Disney created Oswald the Lucky Rabbit for Universal to great success. Oswald was so successful that Disney felt confident about asking his boss Charles Mintz for a raise, but instead Mintz offered Walt less money. Walt thought it would be impossible to make the cartoons for such a cheap price, but Mintz had already secretly hired away his animators (except Ub Iwerks who was faithful to Walt) and planned on making Oswald cartoons without Walt if he rejected the offer.

In one of the biggest backstabs in film history, Mintz had taken Walt’s animators, his character and his job at the same time. This led to Walt retaining the rights to all of his future creations, a decision that helped make the Disney studio one of the richest studios in the world.

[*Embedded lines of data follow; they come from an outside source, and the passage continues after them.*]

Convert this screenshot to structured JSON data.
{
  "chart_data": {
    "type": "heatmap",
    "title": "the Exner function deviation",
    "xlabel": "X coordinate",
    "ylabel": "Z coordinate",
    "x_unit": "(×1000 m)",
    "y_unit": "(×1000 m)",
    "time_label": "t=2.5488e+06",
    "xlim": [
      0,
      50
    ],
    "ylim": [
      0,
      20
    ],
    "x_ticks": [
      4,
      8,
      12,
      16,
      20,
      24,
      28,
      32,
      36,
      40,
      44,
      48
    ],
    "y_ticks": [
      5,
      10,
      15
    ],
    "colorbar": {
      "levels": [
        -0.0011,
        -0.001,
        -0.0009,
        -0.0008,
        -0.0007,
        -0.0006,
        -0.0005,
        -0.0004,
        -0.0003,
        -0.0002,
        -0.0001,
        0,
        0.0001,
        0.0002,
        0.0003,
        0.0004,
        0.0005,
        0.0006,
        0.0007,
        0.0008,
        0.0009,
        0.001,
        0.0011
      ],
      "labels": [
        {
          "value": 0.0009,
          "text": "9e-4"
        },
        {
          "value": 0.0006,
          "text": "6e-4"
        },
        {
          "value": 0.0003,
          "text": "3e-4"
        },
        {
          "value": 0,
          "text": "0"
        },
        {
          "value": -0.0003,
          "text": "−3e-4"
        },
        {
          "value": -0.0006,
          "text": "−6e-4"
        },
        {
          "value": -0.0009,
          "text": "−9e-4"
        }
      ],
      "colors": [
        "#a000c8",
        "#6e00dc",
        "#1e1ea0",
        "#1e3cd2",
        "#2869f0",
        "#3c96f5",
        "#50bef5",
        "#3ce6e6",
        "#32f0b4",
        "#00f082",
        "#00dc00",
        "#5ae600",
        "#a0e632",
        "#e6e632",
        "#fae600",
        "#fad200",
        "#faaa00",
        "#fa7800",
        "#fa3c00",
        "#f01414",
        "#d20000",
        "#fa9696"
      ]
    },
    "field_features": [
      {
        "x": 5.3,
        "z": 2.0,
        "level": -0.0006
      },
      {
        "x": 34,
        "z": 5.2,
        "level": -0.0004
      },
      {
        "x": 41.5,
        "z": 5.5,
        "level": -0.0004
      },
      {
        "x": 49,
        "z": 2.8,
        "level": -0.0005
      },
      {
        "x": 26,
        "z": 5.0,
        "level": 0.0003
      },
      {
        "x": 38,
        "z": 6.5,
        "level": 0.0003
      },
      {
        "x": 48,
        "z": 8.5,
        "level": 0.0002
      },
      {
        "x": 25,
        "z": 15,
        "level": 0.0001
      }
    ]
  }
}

Disney once again doesn’t give up and creates another cartoon character. He ends up being called Mickey Mouse. His first two cartoons Plane Crazy and The Gallopin’ Gauchos are no more interesting than the average cartoon animal comedy and fail to find a distributor, but when Walt comes up with the idea for Steamboat Willie and hires Carl Stalling (future Looney Tunes composer) to create the soundtrack for the film, it not only scores a distribution deal – it is such a hit with audiences that Mickey Mouse becomes a star in a matter of weeks. The cartoon got laughs and cheers and put Walt Disney on the map.

In the mid-1920s, the public was starting to grow tired of cartoons because they were no longer doing anything new, so it can be argued that Mickey Mouse may have saved more than just Disney’s career.